Northwestern Medicine clinicians perform standard 2-D echocardiograms, as well as 3-D echocardiograms. 3-D echocardiogram technique captures three-dimensional views of the heart structures with greater detail than 2-D echocardiogram. The live or "real time" moving images allow for a more accurate assessment of heart function by using measurements taken while the heart is beating. 3-D echocardiograms show enhanced views of the heart structures and can be used to determine the appropriate treatment plan for a person with heart disease.

Types of Echocardiograms

Transthoracic Echocardiogram (TTE)
This is the most common type of echocardiogram, in which a transducer is placed on the chest or abdomen. During a TTE, the transducer uses sound waves to record images of the heart structures.

Stress Echocardiogram
A stress echocardiogram tests your heart’s reaction during periods of rest and exercise. At the beginning of this procedure, a TTE is performed. You will then exercise on a treadmill at slowly increasing speeds and inclines. A second TTE is performed after exercise is completed. The results of both TTEs are then compared and analyzed.
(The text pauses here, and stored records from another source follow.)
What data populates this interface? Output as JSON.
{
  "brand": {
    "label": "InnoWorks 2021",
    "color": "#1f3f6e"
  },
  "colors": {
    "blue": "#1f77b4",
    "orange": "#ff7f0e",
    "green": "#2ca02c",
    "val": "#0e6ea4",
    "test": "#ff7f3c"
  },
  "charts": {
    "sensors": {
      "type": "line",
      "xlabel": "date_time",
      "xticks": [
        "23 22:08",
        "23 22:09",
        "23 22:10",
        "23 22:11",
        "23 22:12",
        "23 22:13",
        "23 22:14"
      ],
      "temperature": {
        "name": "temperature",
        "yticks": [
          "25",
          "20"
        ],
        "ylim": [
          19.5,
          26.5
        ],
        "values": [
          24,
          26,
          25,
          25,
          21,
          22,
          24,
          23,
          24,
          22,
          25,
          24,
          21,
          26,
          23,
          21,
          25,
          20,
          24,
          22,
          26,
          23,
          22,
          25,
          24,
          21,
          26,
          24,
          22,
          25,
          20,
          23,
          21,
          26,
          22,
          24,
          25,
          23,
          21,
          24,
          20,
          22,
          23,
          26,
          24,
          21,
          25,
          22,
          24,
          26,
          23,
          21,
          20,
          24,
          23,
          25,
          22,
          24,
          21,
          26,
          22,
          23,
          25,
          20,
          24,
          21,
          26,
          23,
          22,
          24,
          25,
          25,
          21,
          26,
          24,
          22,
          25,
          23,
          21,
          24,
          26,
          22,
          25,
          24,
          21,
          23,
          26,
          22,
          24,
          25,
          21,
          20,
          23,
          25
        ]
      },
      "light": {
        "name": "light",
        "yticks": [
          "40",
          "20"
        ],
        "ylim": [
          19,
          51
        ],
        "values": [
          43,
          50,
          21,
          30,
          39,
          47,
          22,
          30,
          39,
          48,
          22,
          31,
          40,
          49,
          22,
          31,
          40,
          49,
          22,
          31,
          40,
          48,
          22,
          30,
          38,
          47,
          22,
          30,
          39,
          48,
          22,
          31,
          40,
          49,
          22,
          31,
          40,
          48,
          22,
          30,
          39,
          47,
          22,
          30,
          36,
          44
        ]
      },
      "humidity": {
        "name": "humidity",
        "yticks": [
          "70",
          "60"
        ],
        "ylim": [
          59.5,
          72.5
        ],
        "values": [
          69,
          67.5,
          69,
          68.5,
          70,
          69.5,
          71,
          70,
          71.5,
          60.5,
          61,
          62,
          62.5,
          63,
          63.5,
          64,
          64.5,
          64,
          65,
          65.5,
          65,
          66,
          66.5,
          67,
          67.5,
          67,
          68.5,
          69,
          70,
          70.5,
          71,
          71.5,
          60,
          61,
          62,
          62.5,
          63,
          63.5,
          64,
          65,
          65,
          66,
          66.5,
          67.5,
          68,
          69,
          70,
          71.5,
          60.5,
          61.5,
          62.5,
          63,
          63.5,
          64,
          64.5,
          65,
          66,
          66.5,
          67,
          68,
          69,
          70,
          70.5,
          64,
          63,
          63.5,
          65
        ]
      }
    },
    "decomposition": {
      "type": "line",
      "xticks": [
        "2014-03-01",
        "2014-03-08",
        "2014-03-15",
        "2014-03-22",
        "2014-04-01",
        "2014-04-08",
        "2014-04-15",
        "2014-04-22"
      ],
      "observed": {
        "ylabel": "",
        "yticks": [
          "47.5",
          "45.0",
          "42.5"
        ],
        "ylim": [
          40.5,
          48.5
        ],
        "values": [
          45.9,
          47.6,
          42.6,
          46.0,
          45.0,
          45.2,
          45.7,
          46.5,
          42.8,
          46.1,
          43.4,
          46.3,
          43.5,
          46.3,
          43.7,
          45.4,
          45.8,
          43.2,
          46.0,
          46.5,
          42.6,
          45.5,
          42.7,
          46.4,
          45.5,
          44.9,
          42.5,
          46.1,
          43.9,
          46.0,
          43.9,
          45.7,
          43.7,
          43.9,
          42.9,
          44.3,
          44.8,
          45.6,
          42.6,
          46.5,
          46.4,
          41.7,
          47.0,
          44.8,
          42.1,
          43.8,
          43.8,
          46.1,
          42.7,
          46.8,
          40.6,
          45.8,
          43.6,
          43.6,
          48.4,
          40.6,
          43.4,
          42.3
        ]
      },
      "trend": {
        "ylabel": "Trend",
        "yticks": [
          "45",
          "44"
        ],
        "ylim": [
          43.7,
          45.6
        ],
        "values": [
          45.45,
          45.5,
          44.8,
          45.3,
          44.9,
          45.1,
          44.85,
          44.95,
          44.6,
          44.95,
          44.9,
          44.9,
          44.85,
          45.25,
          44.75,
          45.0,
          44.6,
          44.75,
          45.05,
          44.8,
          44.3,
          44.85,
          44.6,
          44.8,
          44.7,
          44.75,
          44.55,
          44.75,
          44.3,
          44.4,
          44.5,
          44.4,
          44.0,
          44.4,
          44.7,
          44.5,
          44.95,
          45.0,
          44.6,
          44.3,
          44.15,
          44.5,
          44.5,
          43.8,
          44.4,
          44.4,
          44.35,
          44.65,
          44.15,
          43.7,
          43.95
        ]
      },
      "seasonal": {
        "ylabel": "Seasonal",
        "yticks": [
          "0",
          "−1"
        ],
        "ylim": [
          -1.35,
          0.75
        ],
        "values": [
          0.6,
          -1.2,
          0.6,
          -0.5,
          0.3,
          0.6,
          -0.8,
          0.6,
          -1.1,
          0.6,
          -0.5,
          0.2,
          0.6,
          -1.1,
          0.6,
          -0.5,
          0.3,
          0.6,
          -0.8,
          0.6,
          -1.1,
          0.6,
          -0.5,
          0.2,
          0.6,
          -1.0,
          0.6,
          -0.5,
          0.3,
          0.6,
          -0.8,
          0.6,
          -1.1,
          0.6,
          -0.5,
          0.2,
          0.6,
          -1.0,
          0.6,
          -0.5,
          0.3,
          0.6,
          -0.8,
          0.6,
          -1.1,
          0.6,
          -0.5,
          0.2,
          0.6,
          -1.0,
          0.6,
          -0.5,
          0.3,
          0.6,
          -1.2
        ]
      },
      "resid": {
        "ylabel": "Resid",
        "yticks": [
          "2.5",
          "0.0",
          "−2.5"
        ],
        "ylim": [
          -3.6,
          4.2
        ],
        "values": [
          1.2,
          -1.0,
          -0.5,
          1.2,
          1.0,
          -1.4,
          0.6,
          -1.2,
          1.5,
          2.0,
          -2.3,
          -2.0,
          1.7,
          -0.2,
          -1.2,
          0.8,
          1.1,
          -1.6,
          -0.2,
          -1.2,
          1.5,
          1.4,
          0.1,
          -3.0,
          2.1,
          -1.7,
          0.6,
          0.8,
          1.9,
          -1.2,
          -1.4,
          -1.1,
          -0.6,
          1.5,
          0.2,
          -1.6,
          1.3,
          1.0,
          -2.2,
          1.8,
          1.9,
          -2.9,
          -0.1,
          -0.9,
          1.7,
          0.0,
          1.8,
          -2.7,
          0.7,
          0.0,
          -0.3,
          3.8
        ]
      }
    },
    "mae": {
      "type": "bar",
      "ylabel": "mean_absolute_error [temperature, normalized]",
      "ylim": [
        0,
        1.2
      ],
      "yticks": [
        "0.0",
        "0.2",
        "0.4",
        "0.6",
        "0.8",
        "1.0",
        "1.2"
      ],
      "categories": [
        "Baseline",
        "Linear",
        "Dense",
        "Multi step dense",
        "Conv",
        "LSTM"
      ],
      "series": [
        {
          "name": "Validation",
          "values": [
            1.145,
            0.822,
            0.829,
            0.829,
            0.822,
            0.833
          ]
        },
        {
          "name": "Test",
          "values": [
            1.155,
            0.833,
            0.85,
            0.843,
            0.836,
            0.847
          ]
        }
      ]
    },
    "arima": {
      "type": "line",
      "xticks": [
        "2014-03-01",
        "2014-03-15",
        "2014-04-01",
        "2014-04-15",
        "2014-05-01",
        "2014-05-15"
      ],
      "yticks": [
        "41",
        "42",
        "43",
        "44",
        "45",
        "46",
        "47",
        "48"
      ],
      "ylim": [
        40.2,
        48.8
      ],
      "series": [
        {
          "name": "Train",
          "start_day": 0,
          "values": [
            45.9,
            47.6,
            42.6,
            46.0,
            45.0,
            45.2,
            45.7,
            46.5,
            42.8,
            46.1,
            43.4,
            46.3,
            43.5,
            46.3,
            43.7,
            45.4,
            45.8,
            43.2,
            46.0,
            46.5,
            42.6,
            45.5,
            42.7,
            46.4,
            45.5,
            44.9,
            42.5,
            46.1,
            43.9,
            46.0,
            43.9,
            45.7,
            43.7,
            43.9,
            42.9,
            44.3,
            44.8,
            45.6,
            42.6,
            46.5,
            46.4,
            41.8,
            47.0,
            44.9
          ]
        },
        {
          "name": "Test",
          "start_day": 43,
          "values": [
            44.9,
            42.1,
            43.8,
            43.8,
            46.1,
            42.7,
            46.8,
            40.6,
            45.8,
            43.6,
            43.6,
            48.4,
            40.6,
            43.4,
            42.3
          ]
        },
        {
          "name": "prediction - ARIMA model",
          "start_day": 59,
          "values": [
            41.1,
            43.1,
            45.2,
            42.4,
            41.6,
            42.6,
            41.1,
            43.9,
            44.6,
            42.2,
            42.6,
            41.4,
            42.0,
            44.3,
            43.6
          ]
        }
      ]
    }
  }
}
Pharmacologic Stress Echocardiogram
A pharmacologic stress echocardiogram (also known as a dobutamine stress echocardiogram) is performed if you are unable to exercise on a treadmill. While a TTE is being performed, you are given medication that causes your heart to beat faster, and mimics how your heart is affected by exercise.

Transesophageal Echocardiogram (TEE)
A TEE looks at the structures of the heart through pictures taken from a probe inserted into the esophagus (the tube that carries food from the mouth to the stomach). Since the probe sits directly behind the heart, it allows certain parts of the heart to be seen more clearly than with a TTE done outside the chest.